1702 – Queen Anne becomes Queen – the last of the Stuarts. She had 18 pregnancies. The eldest survived to 11 and then died. Of the other 17, 8 miscarried, 5 were stillborn. 4 were born alive but died soon after. She had poor health, gout and drank a lot, but she might well have had an autoimmune deficiency and her body rejected the offspring. The fact that the eldest was the only one to survive might suggest rhesus disease, which can now be prevented with an injection of a medication called anti-D immunoglobulin.
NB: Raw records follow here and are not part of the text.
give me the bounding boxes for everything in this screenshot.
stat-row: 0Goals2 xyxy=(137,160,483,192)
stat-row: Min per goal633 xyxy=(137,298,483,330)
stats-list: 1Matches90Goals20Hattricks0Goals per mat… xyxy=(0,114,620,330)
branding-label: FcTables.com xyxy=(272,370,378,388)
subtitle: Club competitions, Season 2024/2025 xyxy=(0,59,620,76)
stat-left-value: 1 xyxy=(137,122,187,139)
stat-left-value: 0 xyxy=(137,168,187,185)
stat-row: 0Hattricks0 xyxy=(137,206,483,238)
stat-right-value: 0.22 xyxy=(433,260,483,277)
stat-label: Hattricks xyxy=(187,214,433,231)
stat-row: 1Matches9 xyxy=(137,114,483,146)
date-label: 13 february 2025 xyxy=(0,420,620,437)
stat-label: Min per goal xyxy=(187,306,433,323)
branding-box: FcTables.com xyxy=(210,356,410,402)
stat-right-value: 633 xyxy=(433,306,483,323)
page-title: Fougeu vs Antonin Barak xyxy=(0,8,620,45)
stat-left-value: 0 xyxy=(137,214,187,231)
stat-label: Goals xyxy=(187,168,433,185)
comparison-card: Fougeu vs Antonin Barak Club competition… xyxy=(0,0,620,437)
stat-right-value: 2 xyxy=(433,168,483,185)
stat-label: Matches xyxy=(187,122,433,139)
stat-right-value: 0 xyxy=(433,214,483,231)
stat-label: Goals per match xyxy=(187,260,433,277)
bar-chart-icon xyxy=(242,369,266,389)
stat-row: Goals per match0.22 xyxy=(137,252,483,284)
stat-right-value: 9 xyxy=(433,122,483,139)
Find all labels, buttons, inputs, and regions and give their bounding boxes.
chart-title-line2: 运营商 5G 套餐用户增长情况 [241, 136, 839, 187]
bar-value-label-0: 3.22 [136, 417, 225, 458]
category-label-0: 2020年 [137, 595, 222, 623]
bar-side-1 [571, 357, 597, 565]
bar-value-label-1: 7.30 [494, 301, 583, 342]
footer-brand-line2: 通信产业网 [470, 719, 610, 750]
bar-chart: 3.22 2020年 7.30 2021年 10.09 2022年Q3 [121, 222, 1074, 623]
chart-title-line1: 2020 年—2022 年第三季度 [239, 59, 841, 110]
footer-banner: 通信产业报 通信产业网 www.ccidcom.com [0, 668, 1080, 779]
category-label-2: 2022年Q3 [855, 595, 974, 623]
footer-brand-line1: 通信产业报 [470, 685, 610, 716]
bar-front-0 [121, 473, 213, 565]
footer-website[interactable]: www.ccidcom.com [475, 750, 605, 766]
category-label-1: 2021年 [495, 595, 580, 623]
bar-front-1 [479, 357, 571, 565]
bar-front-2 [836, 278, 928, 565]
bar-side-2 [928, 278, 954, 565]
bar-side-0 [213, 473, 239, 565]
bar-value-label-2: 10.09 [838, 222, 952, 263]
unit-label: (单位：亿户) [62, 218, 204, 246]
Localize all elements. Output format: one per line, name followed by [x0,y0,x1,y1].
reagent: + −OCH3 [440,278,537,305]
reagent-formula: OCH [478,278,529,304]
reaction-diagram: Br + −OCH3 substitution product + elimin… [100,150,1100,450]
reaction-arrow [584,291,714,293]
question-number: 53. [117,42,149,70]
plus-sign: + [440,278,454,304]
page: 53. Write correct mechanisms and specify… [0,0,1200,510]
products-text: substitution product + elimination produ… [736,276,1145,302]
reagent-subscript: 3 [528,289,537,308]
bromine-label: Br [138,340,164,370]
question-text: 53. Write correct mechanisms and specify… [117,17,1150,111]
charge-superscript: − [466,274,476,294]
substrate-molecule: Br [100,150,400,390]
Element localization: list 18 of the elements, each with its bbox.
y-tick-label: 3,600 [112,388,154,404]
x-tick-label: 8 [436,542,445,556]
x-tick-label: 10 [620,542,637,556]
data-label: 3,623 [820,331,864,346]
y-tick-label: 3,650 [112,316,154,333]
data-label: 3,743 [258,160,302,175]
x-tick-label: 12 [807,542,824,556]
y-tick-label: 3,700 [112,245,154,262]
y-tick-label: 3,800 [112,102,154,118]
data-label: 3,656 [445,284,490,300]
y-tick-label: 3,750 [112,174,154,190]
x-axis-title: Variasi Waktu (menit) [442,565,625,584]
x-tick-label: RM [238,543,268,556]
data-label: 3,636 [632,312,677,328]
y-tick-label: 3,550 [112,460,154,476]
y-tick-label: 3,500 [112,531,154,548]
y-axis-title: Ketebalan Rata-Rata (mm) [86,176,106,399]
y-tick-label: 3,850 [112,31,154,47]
The problem occurs when a woman with RhD negative blood is exposed to RhD positive blood and develops an immune response to it. The first child is not affected, subsequent ones risk miscarriage.
1936 – The Spitfire makes its maiden test flight. By 1947 over 20,000 had been made and it had been in continuous production throughout the war, unlike most other aircraft.
1946 – Churchill makes his”Sinews of Peace” Speech in which he coins the phrase ‘Iron Curtain. President Trueman invited the unemployed Statesman to Fulton Missouri to make the speech. In 1961, the proposal was made to commemorate the speech by reconstructing the blitzed City Christopher Wren Church, St Mary Aldermanbury in Fulton, Missouri. The Church was shipped to the States, rebuilt and rededicated on the 7 May 1969.